As the reigning Miss Rhode Island, Parente is no stranger to confounding outdated expectations. However, she contends it’s finance—not pageantry—that fosters a toxic culture for women. And the numbers back her up: According to a 2022 Pitchbook report, female-founded companies receive less than 26 percent of venture capital deals in the U.S., while on the industry side, women make up less than 24 percent of analysts.
With plans to pursue a career in venture capital, Parente hopes to help close this gender gap by leading the charge to support female founders. And in her capacity as Miss Rhode Island 2023, the South Kingstown native is already getting started.
A rising senior concentrating in English and political science, Parente was crowned Miss Rhode Island 2023 in May. This new role is now Parente’s second statewide title, having previously served as Miss Rhode Island’s Outstanding Teen in 2019.
“There are definitely a lot of negative connotations when it comes to pageantry,” she says. In fact, Parente never considered entering a pageant herself until her high school photography teacher first suggested the idea when she was 17. “I think people definitely have in their mind a very dated version of Miss America and Miss USA.”

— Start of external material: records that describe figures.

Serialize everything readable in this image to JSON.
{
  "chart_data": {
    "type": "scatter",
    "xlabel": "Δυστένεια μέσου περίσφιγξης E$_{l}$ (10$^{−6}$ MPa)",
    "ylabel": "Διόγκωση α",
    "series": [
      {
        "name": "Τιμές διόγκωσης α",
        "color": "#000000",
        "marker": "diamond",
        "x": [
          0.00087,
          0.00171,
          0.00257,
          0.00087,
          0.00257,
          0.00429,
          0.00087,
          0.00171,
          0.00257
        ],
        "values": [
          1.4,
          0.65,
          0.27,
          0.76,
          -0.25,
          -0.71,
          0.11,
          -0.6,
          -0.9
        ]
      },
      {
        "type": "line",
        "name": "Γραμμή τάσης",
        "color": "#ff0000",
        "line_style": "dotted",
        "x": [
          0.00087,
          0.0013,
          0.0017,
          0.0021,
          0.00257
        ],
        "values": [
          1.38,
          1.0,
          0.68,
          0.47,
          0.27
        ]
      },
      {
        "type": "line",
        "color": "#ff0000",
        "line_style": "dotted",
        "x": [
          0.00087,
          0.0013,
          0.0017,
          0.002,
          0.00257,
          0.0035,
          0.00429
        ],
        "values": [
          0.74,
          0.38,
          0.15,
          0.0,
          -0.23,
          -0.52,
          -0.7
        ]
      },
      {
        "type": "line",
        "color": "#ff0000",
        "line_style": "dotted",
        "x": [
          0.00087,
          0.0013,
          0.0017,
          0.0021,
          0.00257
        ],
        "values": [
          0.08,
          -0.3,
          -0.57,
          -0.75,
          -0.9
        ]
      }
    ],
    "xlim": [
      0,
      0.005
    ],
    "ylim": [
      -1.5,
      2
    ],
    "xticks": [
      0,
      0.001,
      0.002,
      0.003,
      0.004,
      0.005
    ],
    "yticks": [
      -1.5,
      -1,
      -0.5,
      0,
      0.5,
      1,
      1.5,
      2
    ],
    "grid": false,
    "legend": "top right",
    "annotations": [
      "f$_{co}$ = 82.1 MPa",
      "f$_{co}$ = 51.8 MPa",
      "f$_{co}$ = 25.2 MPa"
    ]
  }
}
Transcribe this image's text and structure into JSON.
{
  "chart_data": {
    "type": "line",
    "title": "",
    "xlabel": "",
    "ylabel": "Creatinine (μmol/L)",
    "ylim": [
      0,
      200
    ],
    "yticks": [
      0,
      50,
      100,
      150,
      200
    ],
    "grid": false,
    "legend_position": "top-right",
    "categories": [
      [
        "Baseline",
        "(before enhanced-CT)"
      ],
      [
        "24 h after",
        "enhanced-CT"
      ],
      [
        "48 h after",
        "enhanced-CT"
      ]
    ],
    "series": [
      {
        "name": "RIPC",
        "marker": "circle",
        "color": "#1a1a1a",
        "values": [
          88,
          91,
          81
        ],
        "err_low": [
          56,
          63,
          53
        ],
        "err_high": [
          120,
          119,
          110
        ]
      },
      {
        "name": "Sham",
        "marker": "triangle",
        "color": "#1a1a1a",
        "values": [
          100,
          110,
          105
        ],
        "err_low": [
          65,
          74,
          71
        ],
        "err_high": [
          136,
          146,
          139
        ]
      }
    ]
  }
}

Judges no longer emphasize physical appearance; merit-based categories such as talent, private interview, on-stage question, and community service now make up significant portions of each competitor’s score.
“I think it’s important that young girls learn that these spaces now are meant to empower women and lift them up,” says Parente, who will represent Rhode Island in next year’s nationals. “The judging is designed so that they’re looking at your most authentic self.”

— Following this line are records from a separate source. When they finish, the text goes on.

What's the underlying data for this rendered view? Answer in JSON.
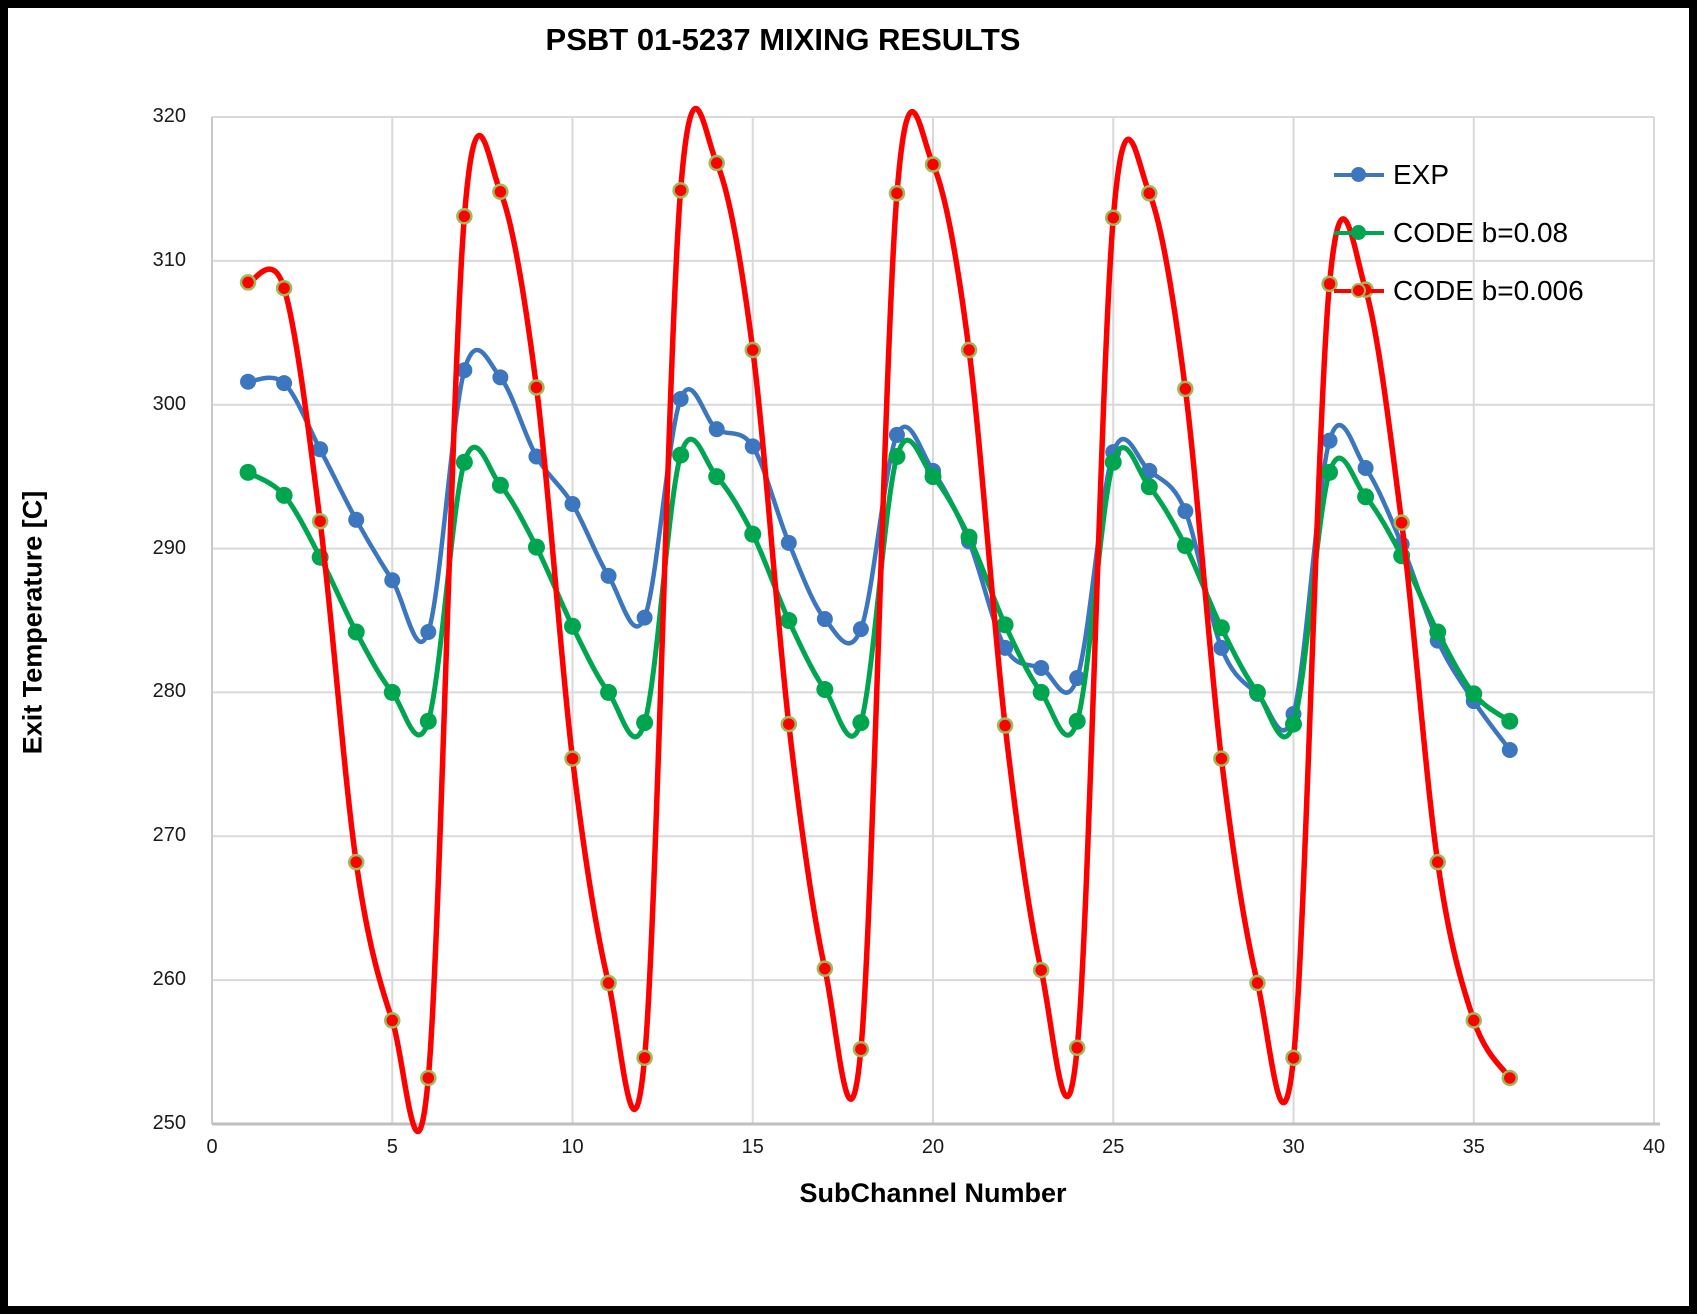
{
  "title": "PSBT 01-5237 MIXING RESULTS",
  "chart_data": {
    "type": "line",
    "title": "PSBT 01-5237 MIXING RESULTS",
    "xlabel": "SubChannel Number",
    "ylabel": "Exit Temperature [C]",
    "xlim": [
      0,
      40
    ],
    "ylim": [
      250,
      320
    ],
    "x_ticks": [
      0,
      5,
      10,
      15,
      20,
      25,
      30,
      35,
      40
    ],
    "y_ticks": [
      250,
      260,
      270,
      280,
      290,
      300,
      310,
      320
    ],
    "grid": true,
    "line_style": "smooth",
    "legend_position": "top-right inside plot area, transparent",
    "x": [
      1,
      2,
      3,
      4,
      5,
      6,
      7,
      8,
      9,
      10,
      11,
      12,
      13,
      14,
      15,
      16,
      17,
      18,
      19,
      20,
      21,
      22,
      23,
      24,
      25,
      26,
      27,
      28,
      29,
      30,
      31,
      32,
      33,
      34,
      35,
      36
    ],
    "series": [
      {
        "name": "EXP",
        "color": "#3B76BE",
        "marker": "circle",
        "marker_radius": 8,
        "values": [
          301.6,
          301.5,
          296.9,
          292.0,
          287.8,
          284.2,
          302.4,
          301.9,
          296.4,
          293.1,
          288.1,
          285.2,
          300.4,
          298.3,
          297.1,
          290.4,
          285.1,
          284.4,
          297.9,
          295.4,
          290.5,
          283.1,
          281.7,
          281.0,
          296.7,
          295.4,
          292.6,
          283.1,
          279.9,
          278.5,
          297.5,
          295.6,
          290.3,
          283.6,
          279.4,
          276.0
        ]
      },
      {
        "name": "CODE b=0.08",
        "color": "#00A64F",
        "marker": "circle",
        "marker_radius": 8.5,
        "values": [
          295.3,
          293.7,
          289.4,
          284.2,
          280.0,
          278.0,
          296.0,
          294.4,
          290.1,
          284.6,
          280.0,
          277.9,
          296.5,
          295.0,
          291.0,
          285.0,
          280.2,
          277.9,
          296.4,
          295.0,
          290.8,
          284.7,
          280.0,
          278.0,
          296.0,
          294.3,
          290.2,
          284.5,
          280.0,
          277.8,
          295.3,
          293.6,
          289.5,
          284.2,
          279.9,
          278.0
        ]
      },
      {
        "name": "CODE b=0.006",
        "color": "#FE0000",
        "marker": "circle",
        "marker_radius": 7,
        "marker_outline": "#9BBB59",
        "values": [
          308.5,
          308.1,
          291.9,
          268.2,
          257.2,
          253.2,
          313.1,
          314.8,
          301.2,
          275.4,
          259.8,
          254.6,
          314.9,
          316.8,
          303.8,
          277.8,
          260.8,
          255.2,
          314.7,
          316.7,
          303.8,
          277.7,
          260.7,
          255.3,
          313.0,
          314.7,
          301.1,
          275.4,
          259.8,
          254.6,
          308.4,
          308.0,
          291.8,
          268.2,
          257.2,
          253.2
        ]
      }
    ]
  },
  "colors": {
    "background": "#FFFFFF",
    "frame": "#000000",
    "gridline": "#D9D9D9",
    "axis_line": "#BFBFBF",
    "text": "#000000"
  }
}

The holder of the Miss America title is said to excel in four key areas: style, service, scholarship, and success. And when it comes to that controversial first s in particular, Parente pushes back against the idea that focusing on “style” is inherently frivolous or objectifying. She argues that embracing activities and characteristics historically dismissed as “feminine” can itself be an act of radical female empowerment—especially for women working in male-dominated industries such as finance.
“I’m just gonna dress in power suits every day,” Parente remembers thinking before beginning her new internship. “But that’s not necessarily what I have to do at all. I don’t have to sacrifice one ounce of femininity to be listened to and to be confident.”
To truly “ignite the power of the female entrepreneur,” as Parente puts it, women in finance shouldn’t be taken seriously in spite of their gender, but celebrated for embracing their unique leadership qualities.
“Empowered women empower women,’” says Parente, putting her own spin on the Miss America slogan, “empowering women to lead.” Through her community service initiative “InvestHER,” Parente is partnering with Brown’s Nelson Center for Entrepreneurship to do just that by connecting female-founded businesses with VC and angel investors. She also plans to use her internship experience this summer to design a new empowerment curriculum targeting female high school students across Rhode Island.
“I was never told that I could be an investment banker,” she reflects. “I was never told I could be a CEO, or I could work in venture capital—and that is definitely a problem.”